Lionel : J’ai posé la question à mon papa « qu’est-ce qu’on fait ? on prend un piano, une guitare ? » On en a parlé, il m’a répondu « un bon pianiste c’est super, un bon guitariste c’est super aussi ». Donc là ce n’était pas réglé. Après on s’est dit « on enregistre où ? » La décision elle arrive là. On s’est dit « on enregistre dans un studio à Paris, parce que tout le monde est plus à Paris qu’ailleurs » On n’avait pas encore choisi les musiciens. Et puis on s’est dit « si on enregistrait dans la salle de l’école de musique où on a appris la musique ? Ce serait quand même formidable ! » On a donc enregistré dans le sud, par Christophe Dal Sasso, qui est arrangeur, compositeur, etc. qui il y a quelques années a commencé à s’intéresser au son. C’est arrivé quand on a du affronter le mixage d’un disque qu’on a fait avec mon frère qui s’appelait Belmondo et Nascimento, on payait une forte somme d’argent par jour, on s’était dit « comment on va faire pour mixer tout cela, on ne va pas s’en sortir en deux jours » Christophe s’est acheter un logiciel et a commencé à bidouiller. On a fini par mixer l’album, on s’est dit « mais finalement on peut le faire aussi »
Comment on prendrait le son qu’on a envie d’entendre ? Il a commencé à acheter des micros à ruban, des micros qui s’utilisaient à l’époque de l’enregistrement de ces standards des années 40. Le choix s’est porté sur l’école de musique, où il y a un mauvais piano. Pour un guitariste c’est plus simple d’amener sa guitare que pour un pianiste d’amener un bon piano. C’est une question de matériel en fait.
Par exemple, on parlait de Gerry Mulligan à l’instant, il y avait ce fameux quartet de 54, qu’on a appelé après l’Original Quartet. Original Quartet pourquoi ? Parce qu’il n’y avait pas de piano. Il y avait sax baryton, trompette, basse, batterie. Pourquoi il n’y avait pas de piano ? Parce qu’à l’époque, où Mulligan et Chet (Baker) montent le groupe ils sont engagés dans un club pendant deux mois et dans le club il n’y a pas de piano. Donc ils se sont débrouillés sans piano.
Comme on l’a dit avant, les choses se font comme elles doivent se faire. Là, le piano n’était pas terrible, et il y a Jean-Philippe qui est un formidable guitariste. S’il y avait eu quelqu’un d’autre cela aurait été une autre histoire… Ce sera demain…
Je crois qu’il ne faut pas se poser plus de questions que ça. Je pense qu’aujourd’hui trop de gens se posent beaucoup trop de questions. Laissons venir les choses à nous. Si ça doit se faire, ça se fait, si ça ne doit pas se faire, ça se fera plus tard, tout simplement.

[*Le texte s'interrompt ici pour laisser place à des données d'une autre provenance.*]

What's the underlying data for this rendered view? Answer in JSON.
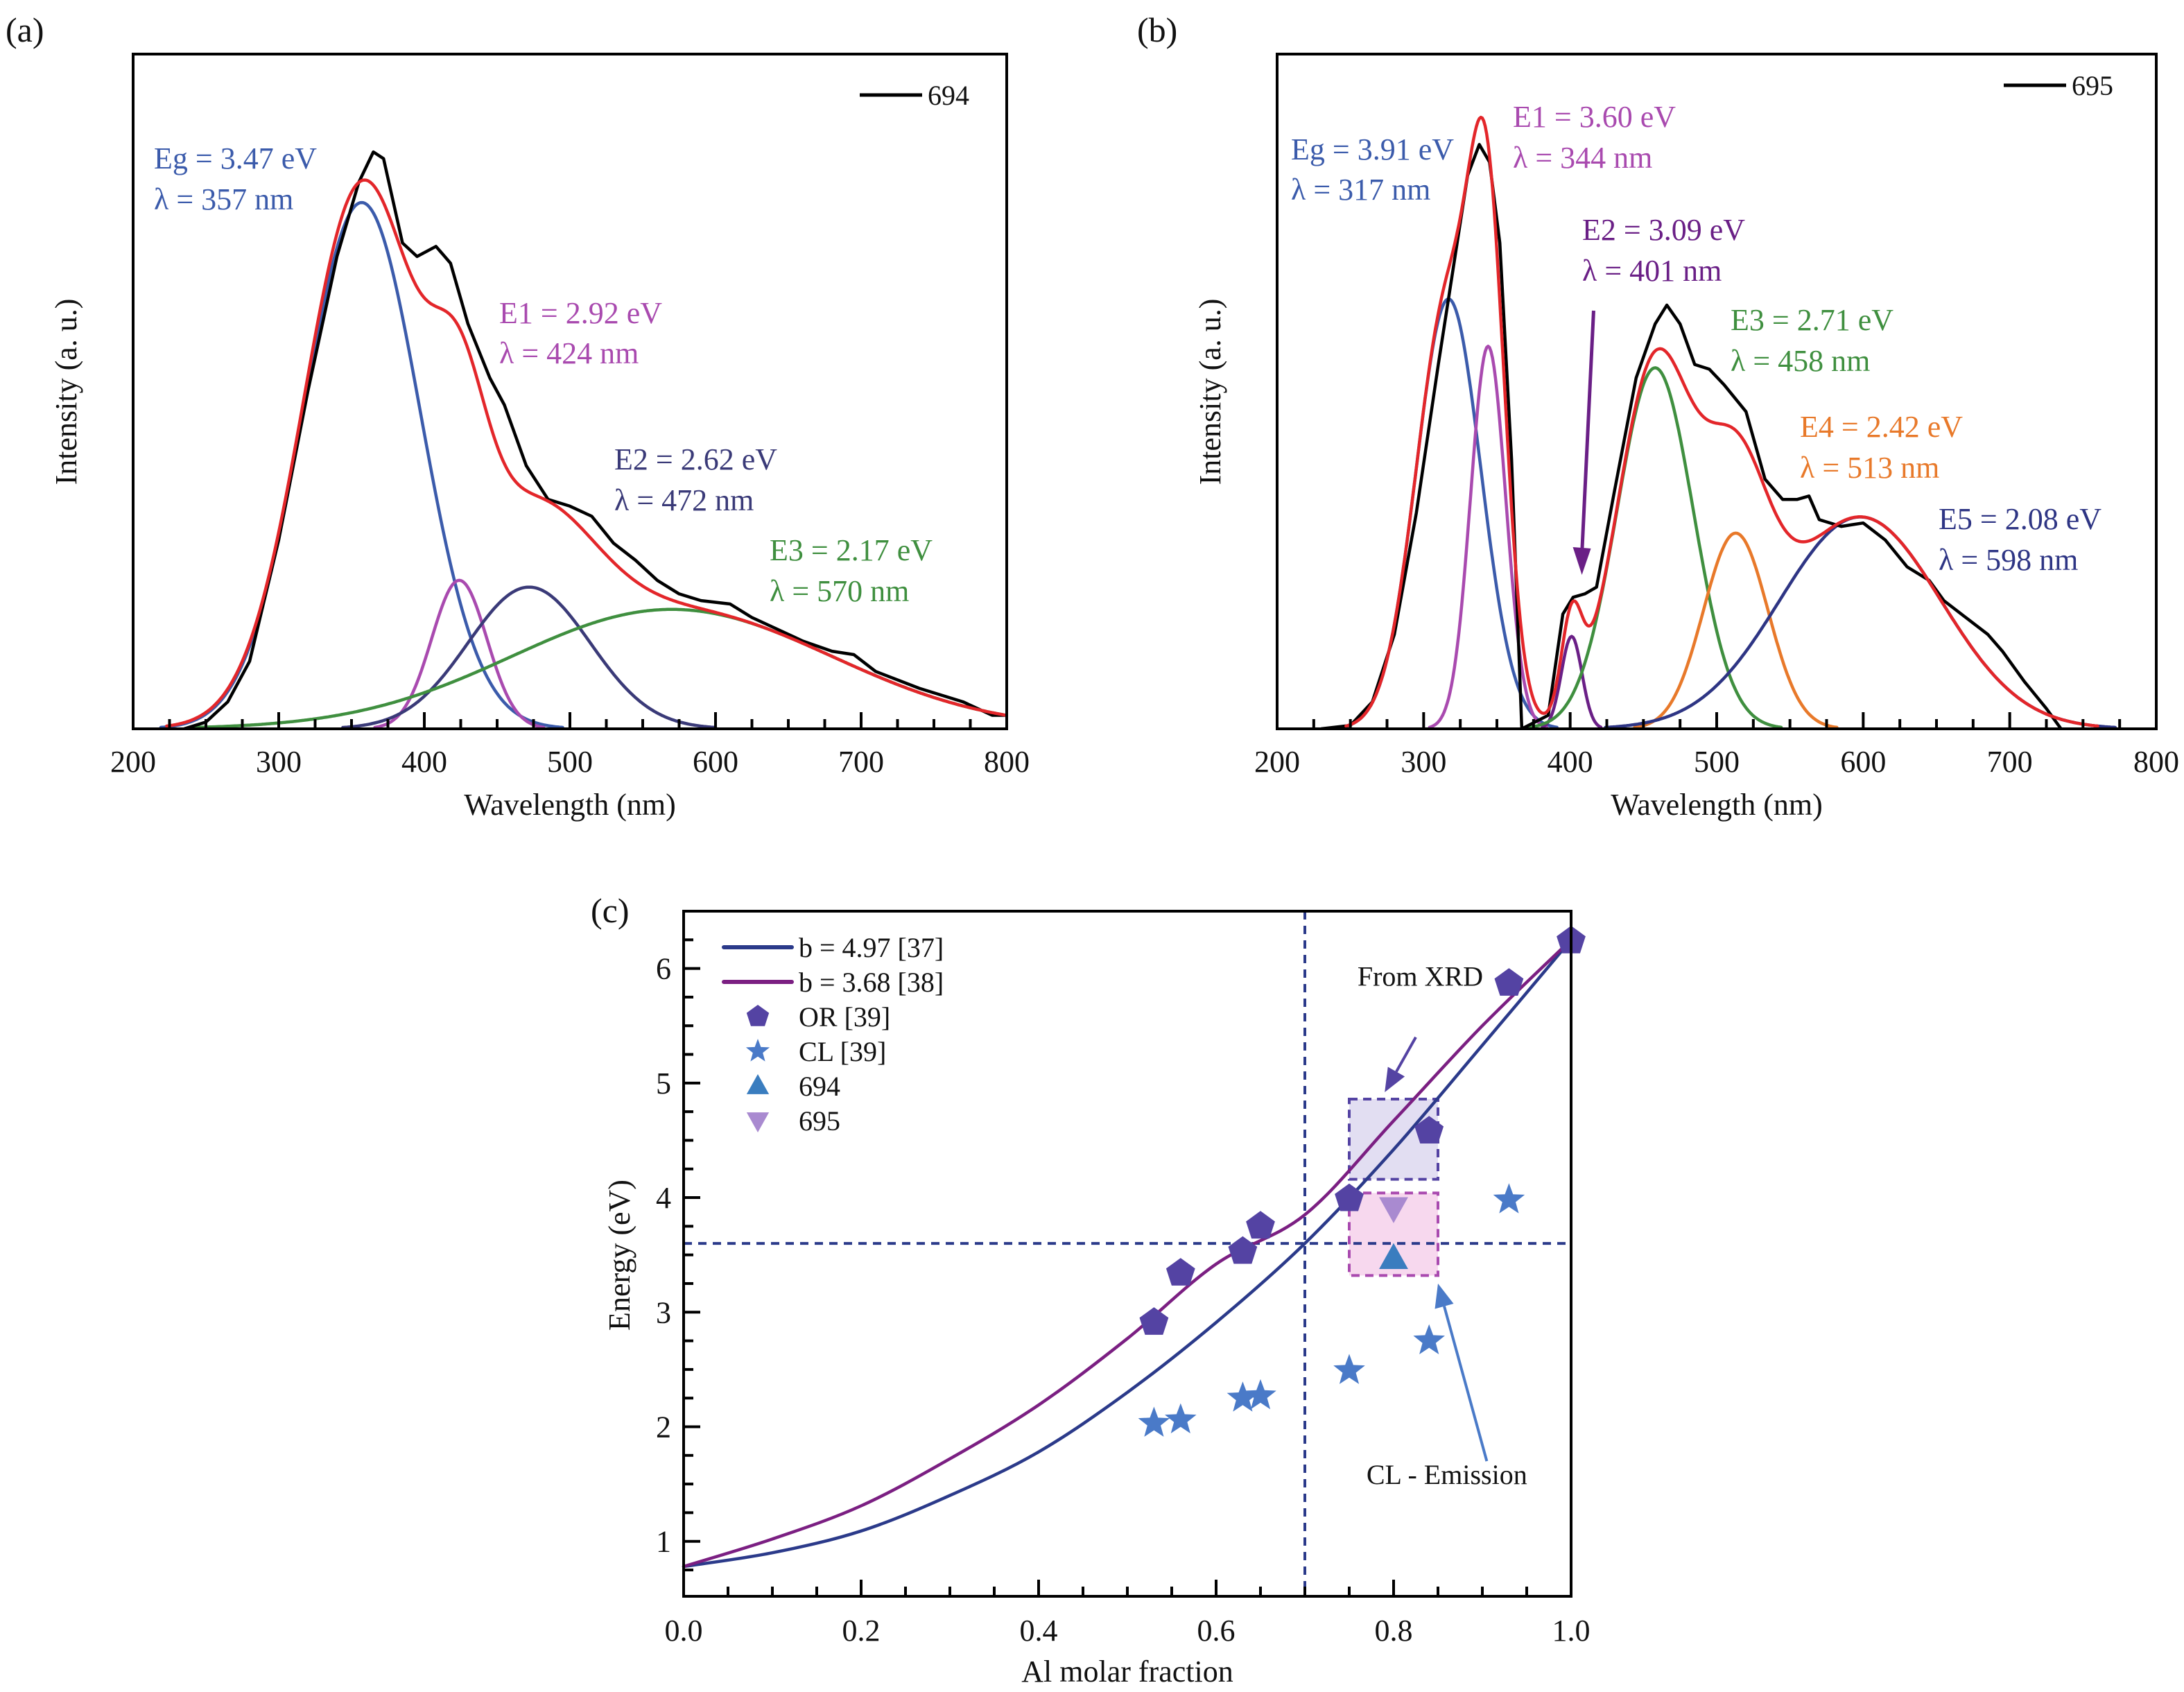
{
  "figure": {
    "panel_labels": [
      "(a)",
      "(b)",
      "(c)"
    ]
  },
  "chart_data": [
    {
      "id": "a",
      "type": "line",
      "panel_label": "(a)",
      "title": "",
      "xlabel": "Wavelength (nm)",
      "ylabel": "Intensity (a. u.)",
      "xlim": [
        200,
        800
      ],
      "ylim": [
        0,
        1
      ],
      "x_ticks": [
        200,
        300,
        400,
        500,
        600,
        700,
        800
      ],
      "x_tick_labels": [
        "200",
        "300",
        "400",
        "500",
        "600",
        "700",
        "800"
      ],
      "y_ticks": [],
      "grid": false,
      "legend": {
        "position": "top-right",
        "entries": [
          {
            "label": "694",
            "color": "#000000"
          }
        ]
      },
      "experimental": {
        "name": "694",
        "color": "#000000",
        "x": [
          235,
          250,
          265,
          280,
          300,
          320,
          340,
          355,
          365,
          372,
          385,
          395,
          408,
          418,
          430,
          445,
          455,
          470,
          485,
          500,
          515,
          530,
          545,
          560,
          575,
          590,
          610,
          625,
          640,
          660,
          680,
          695,
          710,
          740,
          770,
          790,
          800
        ],
        "y": [
          0.0,
          0.01,
          0.04,
          0.1,
          0.28,
          0.5,
          0.7,
          0.81,
          0.855,
          0.845,
          0.72,
          0.7,
          0.715,
          0.69,
          0.6,
          0.52,
          0.48,
          0.39,
          0.34,
          0.33,
          0.315,
          0.275,
          0.25,
          0.22,
          0.2,
          0.19,
          0.185,
          0.165,
          0.15,
          0.13,
          0.115,
          0.11,
          0.085,
          0.06,
          0.04,
          0.02,
          0.02
        ]
      },
      "fit": {
        "name": "Cumulative fit",
        "color": "#e3262a"
      },
      "components": [
        {
          "name": "Eg",
          "center_nm": 357,
          "amplitude": 0.78,
          "sigma_nm": 40,
          "color": "#3b5bab",
          "label_lines": [
            "Eg = 3.47 eV",
            "λ = 357 nm"
          ]
        },
        {
          "name": "E1",
          "center_nm": 424,
          "amplitude": 0.22,
          "sigma_nm": 19,
          "color": "#a94aaf",
          "label_lines": [
            "E1 = 2.92 eV",
            "λ = 424 nm"
          ]
        },
        {
          "name": "E2",
          "center_nm": 472,
          "amplitude": 0.21,
          "sigma_nm": 42,
          "color": "#3a3a78",
          "label_lines": [
            "E2 = 2.62 eV",
            "λ = 472 nm"
          ]
        },
        {
          "name": "E3",
          "center_nm": 570,
          "amplitude": 0.177,
          "sigma_nm": 110,
          "color": "#3f8f3f",
          "label_lines": [
            "E3 = 2.17 eV",
            "λ = 570 nm"
          ]
        }
      ]
    },
    {
      "id": "b",
      "type": "line",
      "panel_label": "(b)",
      "title": "",
      "xlabel": "Wavelength (nm)",
      "ylabel": "Intensity (a. u.)",
      "xlim": [
        200,
        800
      ],
      "ylim": [
        0,
        1
      ],
      "x_ticks": [
        200,
        300,
        400,
        500,
        600,
        700,
        800
      ],
      "x_tick_labels": [
        "200",
        "300",
        "400",
        "500",
        "600",
        "700",
        "800"
      ],
      "y_ticks": [],
      "grid": false,
      "legend": {
        "position": "top-right",
        "entries": [
          {
            "label": "695",
            "color": "#000000"
          }
        ]
      },
      "experimental": {
        "name": "695",
        "color": "#000000",
        "x": [
          230,
          250,
          265,
          280,
          295,
          310,
          320,
          330,
          338,
          345,
          352,
          360,
          367,
          385,
          395,
          402,
          410,
          418,
          430,
          445,
          458,
          466,
          475,
          485,
          495,
          505,
          520,
          533,
          545,
          555,
          563,
          570,
          585,
          600,
          615,
          630,
          645,
          655,
          670,
          685,
          695,
          710,
          725,
          735
        ],
        "y": [
          0.0,
          0.005,
          0.04,
          0.14,
          0.32,
          0.54,
          0.68,
          0.82,
          0.866,
          0.84,
          0.72,
          0.4,
          0.0,
          0.02,
          0.17,
          0.195,
          0.2,
          0.21,
          0.35,
          0.52,
          0.6,
          0.628,
          0.6,
          0.54,
          0.533,
          0.51,
          0.47,
          0.37,
          0.34,
          0.34,
          0.345,
          0.31,
          0.3,
          0.305,
          0.28,
          0.24,
          0.22,
          0.19,
          0.165,
          0.14,
          0.115,
          0.07,
          0.03,
          0.0
        ]
      },
      "fit": {
        "name": "Cumulative fit",
        "color": "#e3262a"
      },
      "components": [
        {
          "name": "Eg",
          "center_nm": 317,
          "amplitude": 0.637,
          "sigma_nm": 22,
          "color": "#3b5bab",
          "label_lines": [
            "Eg = 3.91 eV",
            "λ = 317 nm"
          ]
        },
        {
          "name": "E1",
          "center_nm": 344,
          "amplitude": 0.567,
          "sigma_nm": 12,
          "color": "#a94aaf",
          "label_lines": [
            "E1 = 3.60 eV",
            "λ = 344 nm"
          ]
        },
        {
          "name": "E2",
          "center_nm": 401,
          "amplitude": 0.137,
          "sigma_nm": 7,
          "color": "#6a1f86",
          "label_lines": [
            "E2 = 3.09 eV",
            "λ = 401 nm"
          ]
        },
        {
          "name": "E3",
          "center_nm": 458,
          "amplitude": 0.535,
          "sigma_nm": 26,
          "color": "#3f8f3f",
          "label_lines": [
            "E3 = 2.71 eV",
            "λ = 458 nm"
          ]
        },
        {
          "name": "E4",
          "center_nm": 513,
          "amplitude": 0.29,
          "sigma_nm": 22,
          "color": "#e8792a",
          "label_lines": [
            "E4 = 2.42 eV",
            "λ = 513 nm"
          ]
        },
        {
          "name": "E5",
          "center_nm": 598,
          "amplitude": 0.314,
          "sigma_nm": 55,
          "color": "#2e3584",
          "label_lines": [
            "E5 = 2.08 eV",
            "λ = 598 nm"
          ]
        }
      ],
      "annotations": [
        {
          "type": "arrow",
          "target": "E2",
          "from": [
            416,
            0.35
          ],
          "to": [
            408,
            0.22
          ],
          "color": "#6a1f86"
        }
      ]
    },
    {
      "id": "c",
      "type": "scatter",
      "panel_label": "(c)",
      "title": "",
      "xlabel": "Al molar fraction",
      "ylabel": "Energy (eV)",
      "xlim": [
        0.0,
        1.0
      ],
      "ylim": [
        0.52,
        6.5
      ],
      "x_ticks": [
        0.0,
        0.2,
        0.4,
        0.6,
        0.8,
        1.0
      ],
      "x_tick_labels": [
        "0.0",
        "0.2",
        "0.4",
        "0.6",
        "0.8",
        "1.0"
      ],
      "y_ticks": [
        1,
        2,
        3,
        4,
        5,
        6
      ],
      "y_tick_labels": [
        "1",
        "2",
        "3",
        "4",
        "5",
        "6"
      ],
      "grid": false,
      "legend": {
        "position": "top-left",
        "entries": [
          {
            "label": "b = 4.97 [37]",
            "marker": "line",
            "color": "#2b3a8a"
          },
          {
            "label": "b = 3.68 [38]",
            "marker": "line",
            "color": "#7b1f82"
          },
          {
            "label": "OR [39]",
            "marker": "pentagon",
            "color": "#5443a3"
          },
          {
            "label": "CL [39]",
            "marker": "star",
            "color": "#4a7ac8"
          },
          {
            "label": "694",
            "marker": "triangle-up",
            "color": "#3a7dbf"
          },
          {
            "label": "695",
            "marker": "triangle-down",
            "color": "#a98ad0"
          }
        ]
      },
      "lines": [
        {
          "name": "b = 4.97 [37]",
          "color": "#2b3a8a",
          "x": [
            0.0,
            0.1,
            0.2,
            0.3,
            0.4,
            0.5,
            0.6,
            0.7,
            0.8,
            0.9,
            1.0
          ],
          "y": [
            0.78,
            0.9,
            1.09,
            1.4,
            1.78,
            2.3,
            2.91,
            3.6,
            4.42,
            5.33,
            6.25
          ]
        },
        {
          "name": "b = 3.68 [38]",
          "color": "#7b1f82",
          "x": [
            0.0,
            0.1,
            0.2,
            0.3,
            0.4,
            0.5,
            0.6,
            0.7,
            0.8,
            0.9,
            1.0
          ],
          "y": [
            0.78,
            1.02,
            1.31,
            1.72,
            2.19,
            2.77,
            3.42,
            3.85,
            4.67,
            5.5,
            6.25
          ]
        }
      ],
      "series": [
        {
          "name": "OR [39]",
          "marker": "pentagon",
          "color": "#5443a3",
          "x": [
            0.53,
            0.56,
            0.63,
            0.65,
            0.75,
            0.84,
            0.93,
            1.0
          ],
          "y": [
            2.91,
            3.34,
            3.53,
            3.75,
            3.99,
            4.58,
            5.87,
            6.24
          ]
        },
        {
          "name": "CL [39]",
          "marker": "star",
          "color": "#4a7ac8",
          "x": [
            0.53,
            0.56,
            0.63,
            0.65,
            0.75,
            0.84,
            0.93
          ],
          "y": [
            2.03,
            2.06,
            2.25,
            2.27,
            2.49,
            2.75,
            3.98
          ]
        },
        {
          "name": "694",
          "marker": "triangle-up",
          "color": "#3a7dbf",
          "x": [
            0.8
          ],
          "y": [
            3.47
          ]
        },
        {
          "name": "695",
          "marker": "triangle-down",
          "color": "#a98ad0",
          "x": [
            0.8
          ],
          "y": [
            3.91
          ]
        }
      ],
      "reference_lines": [
        {
          "orientation": "horizontal",
          "value": 3.6,
          "style": "dashed",
          "color": "#2b3a8a"
        },
        {
          "orientation": "vertical",
          "value": 0.7,
          "style": "dashed",
          "color": "#2b3a8a"
        }
      ],
      "regions": [
        {
          "name": "From XRD",
          "x": [
            0.75,
            0.85
          ],
          "y": [
            4.16,
            4.86
          ],
          "fill": "#e2def2",
          "stroke": "#5443a3"
        },
        {
          "name": "CL - Emission",
          "x": [
            0.75,
            0.85
          ],
          "y": [
            3.32,
            4.04
          ],
          "fill": "#f7d8ee",
          "stroke": "#a94aaf"
        }
      ],
      "annotations": [
        {
          "text": "From XRD",
          "color": "#5443a3",
          "text_at": [
            0.83,
            5.85
          ],
          "arrow_from": [
            0.825,
            5.4
          ],
          "arrow_to": [
            0.79,
            4.92
          ]
        },
        {
          "text": "CL - Emission",
          "color": "#4a7ac8",
          "text_at": [
            0.86,
            1.5
          ],
          "arrow_from": [
            0.905,
            1.7
          ],
          "arrow_to": [
            0.85,
            3.25
          ]
        }
      ]
    }
  ]
}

Stéphane : Là précisément un piano et une guitare sont deux couleurs différentes. Ca gêne ni la musique…

Lionel : Cela aurait pu gêner la musique si je n’avais pas pensé à écrire pour une guitare. Il y a des voix de guitare qui ont été écrites pour ça. C’est l’histoire de se dire à un moment donné, on a ça comme matériel, et qu’est-ce qu’on fait avec ce qu’on a. C’est l’enseignement que nous a donné notre père, avec qui on répétait tous les mardis soirs, où on pouvait se retrouver à 15 ou à 80, ou à 100 quand il a ré-écrit l’Arlésienne de Bizet. Lui s’adaptait. On est 10 ou 100, on s’adapte et on travaille.
Il y a des histoires de Mozart qui se retrouve avec des mecs qui ne viennent pas, il se débrouille et dans la nuit il réécrit tout, pour s’adapter. « Ok on n’a que ça, et bien on fait quelque chose avec ça, il faut que ça se passe bien et que ça sonne bien. Qu’est-ce qu’on peut faire pour que ça se passe bien. » Point final. Toscanini qui vire le flutiste solo parce que le mec lui répond quelque chose qui ne lui convenait pas. Il dit alors : « je me passerai de flutiste solo. » Il joue toute une symphonie sans flutiste solo. Et ça a marché, ça a été un triomphe.

Stéphane : Voilà l’histoire de la guitare ! (rires)

Vous avez vu le jazz évolué depuis des années, que diriez-vous du jazz aujourd’hui ?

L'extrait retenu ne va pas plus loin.